# crackers



## Battydora (Nov 7, 2008)

hello, does anyone know where or how I can get CRACKER SNAPS here in Spain?
Thanks. Dora


----------



## jojo (Sep 20, 2007)

Battydora said:


> hello, does anyone know where or how I can get CRACKER SNAPS here in Spain?
> Thanks. Dora



What are cracker snaps and where abouts are you???

Jo x


----------



## Battydora (Nov 7, 2008)

hello, Crackers are my all time favourite thing for xmas. in the Uk everyone knows about them, they are a tradition. basically its a cardboard tube wrapped prettily in coloured paper. the tube contains a small gift, hat and motto, BUT, the most important item is a cracker snap. this is a strip of cardboard with a friction spot in the middle, when the cracker is pulled, by 2 people, it makes a popping sound.
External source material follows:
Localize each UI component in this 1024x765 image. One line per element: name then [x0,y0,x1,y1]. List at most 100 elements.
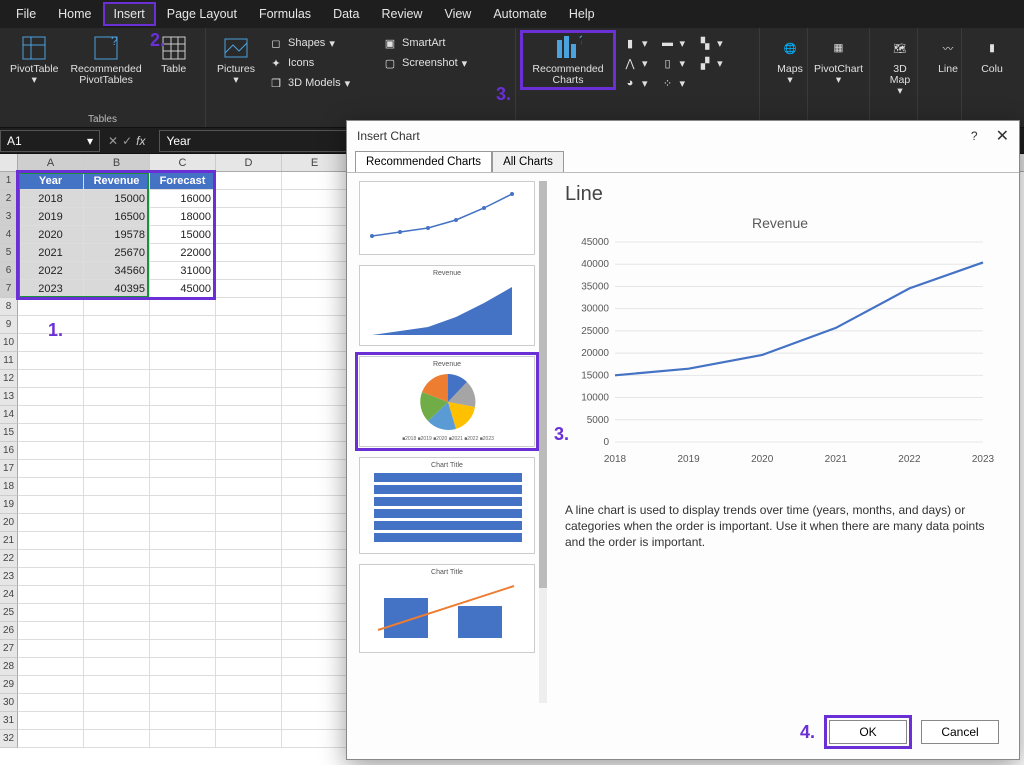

A cracker without a snap is no fun. The problem is, although these are plentifull in the UK. They are not allowed to be posted, with all the new restrictions. So the only other option I have is to find them somwhere here in Spain. My thinking is, 
if you can buy fireworks, there is a chance I can get these We are in Extremadura. Dora


----------



## jojo (Sep 20, 2007)

Oh, right, I know what you mean now.................................. no, I cant help you!!!!!LOL

Sorry

Jo


----------